DraBot controlla la pressione dell’aria che entra nelle sue ali, e i microcanali portano l’aria nelle ali anteriori. Quindi esce attraverso fori puntati direttamente nelle ali posteriori. DraBot non si muove se il flusso d’aria è bloccato da entrambe le ali posteriori abbassate. Tuttavia, se entrambe le ali sono alzate, si muove in avanti.
Il team ha anche sviluppato attuatori a palloncino per avere un controllo maggiore, e sono posizionati sotto ogni ala posteriore vicino al corpo del robot. Quando questi sono gonfiati, l’ala si curva verso l’alto, e i ricercatori possono controllare dove va il robot cambiando quali ali sono alzate o abbassate.
“Eravamo felici quando siamo riusciti a controllare DraBot, ma si basa su cose viventi”, ha detto Kumar. “E le cose viventi non si muovono solo da sole, reagiscono al loro ambiente.”
Il team ha utilizzato l’idrogel auto-rigenerante dipingendone un set di ali, il che ha reso DraBot sensibile ai cambiamenti di pH dell’acqua. Se è troppo acida, un lato dell’ala anteriore si fonde con quella posteriore, facendo girare il robot in cerchio invece di andare dritto. Dopo che il pH torna al livello normale, l’idrogel si inverte e le ali si separano di nuovo, permettendo a DraBot di rispondere completamente ai comandi.

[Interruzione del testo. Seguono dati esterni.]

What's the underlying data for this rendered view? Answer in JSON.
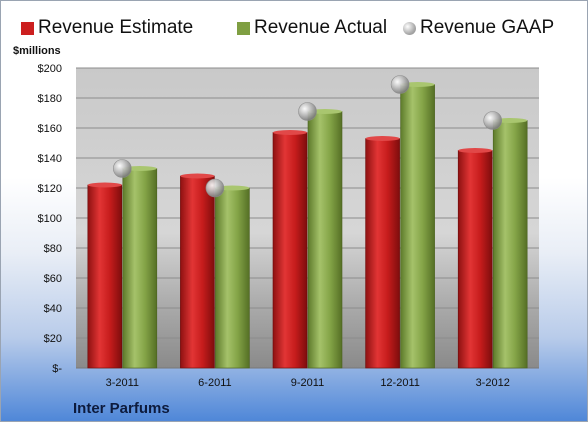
{
  "legend": {
    "estimate": "Revenue Estimate",
    "actual": "Revenue Actual",
    "gaap": "Revenue GAAP"
  },
  "units_label": "$millions",
  "company": "Inter Parfums",
  "colors": {
    "estimate": "#cc1f1f",
    "actual": "#7f9f42",
    "gaap": "#b8b8b8"
  },
  "chart_data": {
    "type": "bar",
    "categories": [
      "3-2011",
      "6-2011",
      "9-2011",
      "12-2011",
      "3-2012"
    ],
    "series": [
      {
        "name": "Revenue Estimate",
        "values": [
          122,
          128,
          157,
          153,
          145
        ]
      },
      {
        "name": "Revenue Actual",
        "values": [
          133,
          120,
          171,
          189,
          165
        ]
      },
      {
        "name": "Revenue GAAP",
        "values": [
          133,
          120,
          171,
          189,
          165
        ]
      }
    ],
    "ylabel": "$millions",
    "ylim": [
      0,
      200
    ],
    "yticks": [
      "$-",
      "$20",
      "$40",
      "$60",
      "$80",
      "$100",
      "$120",
      "$140",
      "$160",
      "$180",
      "$200"
    ],
    "grid": true,
    "legend_position": "top"
  }
}
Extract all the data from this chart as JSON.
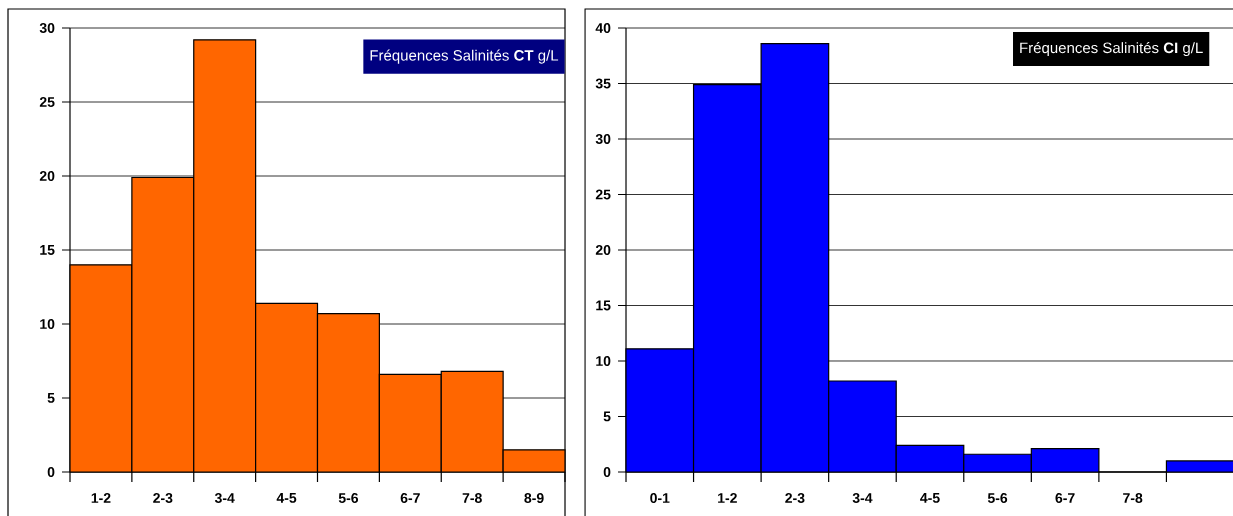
{
  "chart_data": [
    {
      "type": "bar",
      "title": "Fréquences Salinités **CT** g/L",
      "categories": [
        "1-2",
        "2-3",
        "3-4",
        "4-5",
        "5-6",
        "6-7",
        "7-8",
        "8-9"
      ],
      "values": [
        14.0,
        19.9,
        29.2,
        11.4,
        10.7,
        6.6,
        6.8,
        1.5
      ],
      "color": "#ff6600",
      "ylim": [
        0,
        30
      ],
      "yticks": [
        0,
        5,
        10,
        15,
        20,
        25,
        30
      ],
      "grid": "y"
    },
    {
      "type": "bar",
      "title": "Fréquences Salinités **CI** g/L",
      "categories": [
        "0-1",
        "1-2",
        "2-3",
        "3-4",
        "4-5",
        "5-6",
        "6-7",
        "7-8",
        null
      ],
      "values": [
        11.1,
        34.9,
        38.6,
        8.2,
        2.4,
        1.6,
        2.1,
        0,
        1.0
      ],
      "color": "#0000ff",
      "ylim": [
        0,
        40
      ],
      "yticks": [
        0,
        5,
        10,
        15,
        20,
        25,
        30,
        35,
        40
      ],
      "grid": "y"
    }
  ]
}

I ricercatori hanno anche aggiunto materiali sensibili alla temperatura, che consentono a DraBot di scivolare sull’acqua e assorbire l’olio con spugne. Il colore delle spugne cambia a seconda del colore dell’olio, e quando l’acqua è troppo calda, le ali del robot cambiano colore anche loro.
I nuovi sviluppi potrebbero aiutare a combattere i problemi ambientali in futuro. Ad esempio, un robot del genere potrebbe rilevare l’acidificazione delle acque dolci, che colpisce varie regioni geologicamente sensibili. Potrebbe anche aiutare a rilevare le perdite di petrolio in anticipo o a rilevare i primi segni di marea rossa e sbiancamento delle barriere coralline.